Friday, February 04, 2005

Truck Stop

NorIda, her roommate MaineAid and I watched Lord of the Rings: Return of the King until no one could keep their eyes open. Let's get the cinematography and artistic direction over with: Incredibly, jaw-droppingly, spectacular.

I kept asking NorIda what was going on: Why someone would spend his free time dallying on a tower plateau holding an orb ("It's a prison for the magical: can't escape going up or down"), why elves have hyperactive dwarf servants ("That's a child, Lily"), why the good guys didn't also breed a couple of fetishistic mutanimals for destructive/corruptive/seductive purposes ("Isn't there, like, a Middle-Earth Home Depot somewhere?" I inquired), and so on.

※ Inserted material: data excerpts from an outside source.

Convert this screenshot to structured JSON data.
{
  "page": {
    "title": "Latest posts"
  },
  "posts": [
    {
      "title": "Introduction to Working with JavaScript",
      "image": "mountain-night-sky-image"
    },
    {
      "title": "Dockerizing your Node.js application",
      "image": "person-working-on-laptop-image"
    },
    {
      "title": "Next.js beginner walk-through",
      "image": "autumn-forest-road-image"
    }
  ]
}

I also noticed MaineAid's wandering hands which I maintained at the time to be purely "accidental." Of course, his agenda was made clear when NorIda, acting ambassador for his loins, asked me what his chances were with me the following morning at breakfast.

"I knew something peculier was up!" I said, shaking a dramatic finger. "That's why I slipped [into our conversation last night] how comfortable I felt around him, like a (real) brother."

NorIda laughed. "That's probably not something he wanted to hear. So you're not interested?"


"Alright then," she grinned as she cut into her cantaloupe. "He's gotta stop flirting with every available girl."